Attraverso la mobilitazione continua e la denuncia di quanto sta accadendo, il movimento ambientalista panamense è riuscito a farsi sentire nel dibattito attraverso udienze pubbliche celebrate a settembre.
L’appello al governo del presidente Laurentino Cortizo e ai deputati dell’Assemblea nazionale è chiaro: ritirare il disegno di legge 1043 e dichiarare una moratoria su questo modello di sviluppo predatorio.

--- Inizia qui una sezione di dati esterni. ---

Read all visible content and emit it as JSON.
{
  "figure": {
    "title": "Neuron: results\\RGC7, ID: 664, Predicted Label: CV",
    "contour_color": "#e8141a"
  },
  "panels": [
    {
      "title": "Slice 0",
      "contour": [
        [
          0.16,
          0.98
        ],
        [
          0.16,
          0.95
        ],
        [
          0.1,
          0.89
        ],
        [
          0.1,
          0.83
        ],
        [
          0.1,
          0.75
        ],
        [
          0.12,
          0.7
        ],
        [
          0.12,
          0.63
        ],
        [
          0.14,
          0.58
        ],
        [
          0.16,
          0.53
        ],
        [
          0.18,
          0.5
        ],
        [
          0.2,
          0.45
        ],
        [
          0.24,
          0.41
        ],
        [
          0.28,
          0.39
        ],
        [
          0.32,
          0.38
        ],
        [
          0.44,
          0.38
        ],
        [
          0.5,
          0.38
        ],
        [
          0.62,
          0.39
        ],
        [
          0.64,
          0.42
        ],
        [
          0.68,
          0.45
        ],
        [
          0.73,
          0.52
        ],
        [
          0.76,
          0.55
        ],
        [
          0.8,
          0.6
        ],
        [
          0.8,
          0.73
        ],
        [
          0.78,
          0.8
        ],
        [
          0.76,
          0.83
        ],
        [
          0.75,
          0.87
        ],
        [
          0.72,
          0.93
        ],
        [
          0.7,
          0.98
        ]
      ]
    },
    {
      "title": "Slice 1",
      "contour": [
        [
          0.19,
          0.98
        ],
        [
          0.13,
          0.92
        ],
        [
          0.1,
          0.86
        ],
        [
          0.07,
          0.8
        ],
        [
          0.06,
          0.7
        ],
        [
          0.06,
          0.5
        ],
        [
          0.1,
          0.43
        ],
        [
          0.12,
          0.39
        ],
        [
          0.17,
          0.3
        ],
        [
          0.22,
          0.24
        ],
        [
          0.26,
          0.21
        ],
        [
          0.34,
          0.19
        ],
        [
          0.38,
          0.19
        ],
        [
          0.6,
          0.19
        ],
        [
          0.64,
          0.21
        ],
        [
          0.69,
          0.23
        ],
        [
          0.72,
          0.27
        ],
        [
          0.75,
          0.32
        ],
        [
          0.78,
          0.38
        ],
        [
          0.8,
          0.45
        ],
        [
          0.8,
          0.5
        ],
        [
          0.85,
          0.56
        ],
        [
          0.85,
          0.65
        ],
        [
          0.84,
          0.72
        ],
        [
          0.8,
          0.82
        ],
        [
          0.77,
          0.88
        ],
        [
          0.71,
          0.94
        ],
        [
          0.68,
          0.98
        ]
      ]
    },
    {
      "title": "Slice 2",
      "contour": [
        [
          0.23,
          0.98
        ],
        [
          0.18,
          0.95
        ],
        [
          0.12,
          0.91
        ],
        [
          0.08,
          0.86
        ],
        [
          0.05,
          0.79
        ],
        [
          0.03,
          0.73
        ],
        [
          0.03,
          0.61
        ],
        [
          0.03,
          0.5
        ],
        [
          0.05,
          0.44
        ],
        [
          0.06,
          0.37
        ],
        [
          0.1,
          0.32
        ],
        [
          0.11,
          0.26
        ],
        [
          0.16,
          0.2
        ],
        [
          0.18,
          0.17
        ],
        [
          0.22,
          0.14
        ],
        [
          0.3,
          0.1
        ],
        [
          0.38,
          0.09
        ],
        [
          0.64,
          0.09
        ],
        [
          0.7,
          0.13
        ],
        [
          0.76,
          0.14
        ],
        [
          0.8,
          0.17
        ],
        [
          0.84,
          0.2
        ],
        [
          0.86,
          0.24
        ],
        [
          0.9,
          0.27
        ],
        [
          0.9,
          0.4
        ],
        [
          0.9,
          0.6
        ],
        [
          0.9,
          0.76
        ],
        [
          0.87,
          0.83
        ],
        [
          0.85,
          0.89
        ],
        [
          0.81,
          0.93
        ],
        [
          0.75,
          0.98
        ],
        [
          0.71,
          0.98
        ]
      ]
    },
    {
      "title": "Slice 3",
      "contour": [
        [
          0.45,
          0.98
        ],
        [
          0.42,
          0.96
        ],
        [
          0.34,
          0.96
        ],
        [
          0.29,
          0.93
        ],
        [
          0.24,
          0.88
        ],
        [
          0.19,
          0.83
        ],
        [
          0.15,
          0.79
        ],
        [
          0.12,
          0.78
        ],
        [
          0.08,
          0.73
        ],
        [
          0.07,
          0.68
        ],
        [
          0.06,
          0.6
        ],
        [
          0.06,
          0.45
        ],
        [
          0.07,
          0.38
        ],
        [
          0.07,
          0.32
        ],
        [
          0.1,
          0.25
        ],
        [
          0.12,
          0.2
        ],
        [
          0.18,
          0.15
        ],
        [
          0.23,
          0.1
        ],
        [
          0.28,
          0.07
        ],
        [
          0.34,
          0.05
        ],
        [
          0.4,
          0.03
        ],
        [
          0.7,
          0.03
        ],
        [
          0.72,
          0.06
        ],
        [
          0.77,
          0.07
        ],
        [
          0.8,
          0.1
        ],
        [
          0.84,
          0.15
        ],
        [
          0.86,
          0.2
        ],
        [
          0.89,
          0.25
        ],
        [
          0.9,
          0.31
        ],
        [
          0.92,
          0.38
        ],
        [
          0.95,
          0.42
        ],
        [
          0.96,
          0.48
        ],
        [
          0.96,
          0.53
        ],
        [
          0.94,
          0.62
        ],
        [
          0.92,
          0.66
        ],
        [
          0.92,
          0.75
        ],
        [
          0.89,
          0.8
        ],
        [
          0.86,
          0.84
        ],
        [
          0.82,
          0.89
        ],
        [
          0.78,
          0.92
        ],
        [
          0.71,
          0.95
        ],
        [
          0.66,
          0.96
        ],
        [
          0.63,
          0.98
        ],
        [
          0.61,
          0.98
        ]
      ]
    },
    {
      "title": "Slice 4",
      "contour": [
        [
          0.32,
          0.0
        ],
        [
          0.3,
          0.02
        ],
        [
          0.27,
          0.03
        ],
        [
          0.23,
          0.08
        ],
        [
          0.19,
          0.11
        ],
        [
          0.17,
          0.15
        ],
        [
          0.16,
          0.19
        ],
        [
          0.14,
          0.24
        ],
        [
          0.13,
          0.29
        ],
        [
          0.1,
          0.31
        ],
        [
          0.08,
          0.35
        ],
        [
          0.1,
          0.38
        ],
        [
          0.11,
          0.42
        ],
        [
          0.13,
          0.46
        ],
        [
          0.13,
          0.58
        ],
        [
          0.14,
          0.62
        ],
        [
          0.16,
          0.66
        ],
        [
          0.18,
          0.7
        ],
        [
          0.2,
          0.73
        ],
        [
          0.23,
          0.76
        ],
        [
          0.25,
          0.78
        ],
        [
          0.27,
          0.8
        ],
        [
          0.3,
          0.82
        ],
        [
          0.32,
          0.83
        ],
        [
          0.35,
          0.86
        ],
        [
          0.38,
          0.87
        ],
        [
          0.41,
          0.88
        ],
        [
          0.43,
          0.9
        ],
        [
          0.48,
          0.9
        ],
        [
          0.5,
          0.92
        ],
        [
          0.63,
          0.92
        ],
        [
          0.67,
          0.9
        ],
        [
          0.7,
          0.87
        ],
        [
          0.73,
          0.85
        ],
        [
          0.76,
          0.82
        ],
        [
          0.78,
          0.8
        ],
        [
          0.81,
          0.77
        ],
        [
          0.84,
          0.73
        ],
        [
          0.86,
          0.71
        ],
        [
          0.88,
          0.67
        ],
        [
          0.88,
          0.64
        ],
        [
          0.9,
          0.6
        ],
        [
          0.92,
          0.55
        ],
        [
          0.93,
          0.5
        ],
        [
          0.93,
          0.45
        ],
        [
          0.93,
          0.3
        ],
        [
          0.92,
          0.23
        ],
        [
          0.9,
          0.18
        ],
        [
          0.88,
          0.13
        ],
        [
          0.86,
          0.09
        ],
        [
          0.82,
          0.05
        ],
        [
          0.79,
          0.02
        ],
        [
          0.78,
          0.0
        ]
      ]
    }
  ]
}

In questo senso il Movimiento Panamá Vale Más Sin Minería MPVMSM (Panama vale di più senza l’industria mineraria) sottolinea come Panama sia già passata per la cessione dei diritti sovrani del suo territorio con il caso della vecchia zona del Canale e che ci sono voluti 96 anni per poter riavere quell’enclave coloniale. Ora l’attuale governo sembra voler fare le stesse concessioni a una multinazionale mineraria.
Dal canto suo il governo di Panama difende i vantaggi dell’accordo (che durerebbe 20 anni con possibilità di proroghe), che prevede la creazione di 40.000 posti di lavoro (diretti e indiretti) e un introito annuale minimo per le casse dello Stato di circa 350 milioni di euro, con un impatto generale stimato pari a circa il 4,8% del Pil del Paese.
Dal canto suo First Quantum ha investito dall’inizio delle operazioni circa 10 miliardi di euro, costruendo la più grande operazione mineraria dell’America Centrale e non sembra intenzionata a cedere.